Paul: No, not really, but it's tough to find out the good parts. I do think that John McCain has a better approach to the medical problem, and Obama has a better approach to trying to save some money by coming home from Iraq. We're spending $10 billion a month over there. We could save a lot of money, and that money should be spent back here. Quite frankly, how can we trust anybody? When it comes to the bailout, how do they differ? Both McCain and Obama come rushing back to Washington and vote for the bailout.
Chetry: It was approved in both houses. I know you voted against it. That leads me to another question. If Barack Obama ends up winning, it looks like the Democrats would have a trifecta in Congress, both houses and the White House. What does that mean for the American people and also for the GOP?
Paul: I mean, it's a disaster for the country and everybody because, even with all the shortcomings of John McCain, his strongest argument to be president is keep the Congress and the presidency in separate hands. The American people are going to be a lot better off if they're fighting a little bit instead of just having no restraints whatsoever. That's a poor reason to argue for McCain.
Chetry: I know what you're saying. Staff members writing on your own Web site say the Democratic takeover of both houses of Congress and the White House this November would be a "repudiation of false conservatism of the Republican Party." How do you get back to some of those fiscally conservative ideals?
Paul: It's going to be tough because you have to convince the American people that that's what we need. And everybody now is realizing in the country there's something seriously wrong with our whole financial system and our governmental system.

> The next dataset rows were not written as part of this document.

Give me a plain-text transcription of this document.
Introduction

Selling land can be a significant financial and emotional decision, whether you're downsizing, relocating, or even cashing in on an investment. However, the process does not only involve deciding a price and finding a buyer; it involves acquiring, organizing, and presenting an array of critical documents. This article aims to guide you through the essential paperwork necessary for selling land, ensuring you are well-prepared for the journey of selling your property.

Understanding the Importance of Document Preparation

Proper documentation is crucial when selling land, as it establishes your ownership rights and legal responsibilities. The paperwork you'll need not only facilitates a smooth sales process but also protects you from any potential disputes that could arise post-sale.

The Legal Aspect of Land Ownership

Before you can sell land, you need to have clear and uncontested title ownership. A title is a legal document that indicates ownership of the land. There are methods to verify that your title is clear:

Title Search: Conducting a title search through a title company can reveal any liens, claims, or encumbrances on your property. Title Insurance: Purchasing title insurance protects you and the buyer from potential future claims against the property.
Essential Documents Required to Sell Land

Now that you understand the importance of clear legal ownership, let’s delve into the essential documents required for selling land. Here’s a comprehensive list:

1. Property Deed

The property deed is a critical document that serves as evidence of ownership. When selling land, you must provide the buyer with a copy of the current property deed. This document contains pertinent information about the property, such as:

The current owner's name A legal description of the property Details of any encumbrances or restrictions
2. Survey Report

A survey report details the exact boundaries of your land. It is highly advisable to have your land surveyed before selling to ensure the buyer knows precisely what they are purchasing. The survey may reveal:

But the big question is: Does the majority of the American people believe the government can still take care of us, or should we get the government out of the way, quit spending money, balance the budget, bring our troops home, and let the American people keep the money they earn? That means drastically reducing taxes.
Get the government out of this overregulation, and give up on this idea that inflation solves everybody's problems. If inflation, that is the creation of new money, could solve everybody's problems, which they're claiming right now, nobody would ever have to work again. If $5 trillion could save this economy, why work? Just print money, and everybody will be happy.
They don't understand the idea that people have to work. People have to save, instead of consumers spending more money.
The market is saying you should back off, spend less money, and save money. Everybody says, no, don't save money. You're supposed to go out there and spend money.
The people who have saved in the last five years have money in the bank, and cash is good right now. They're going to buy up the bargains. They're going to get a good deal on a house. Prices on houses should come down. We shouldn't keep them artificially high. We shouldn't try to stimulate housing. There are too many houses. We should let the market make these decisions.
It's arrogant for the politicians and the bureaucrats to believe they can plan the economy and sort this all out. We've been doing it for all these years, and the monetary system is so confusing and so corrupt, that the sooner we get back to believing in ourselves, believing in freedom, believing in sound money, believing in the Constitution, we're going to solve these problems.
Right now there's a fight going on in this country. Our numbers are growing. We're not the majority, but our numbers are growing. And as this situation deteriorates, more people are going to say, hey, maybe it's right. Maybe limited government and freedom works. Maybe freedom is popular, and maybe freedom really works. And this idea that we have to depend on government for all these programs is an illusion.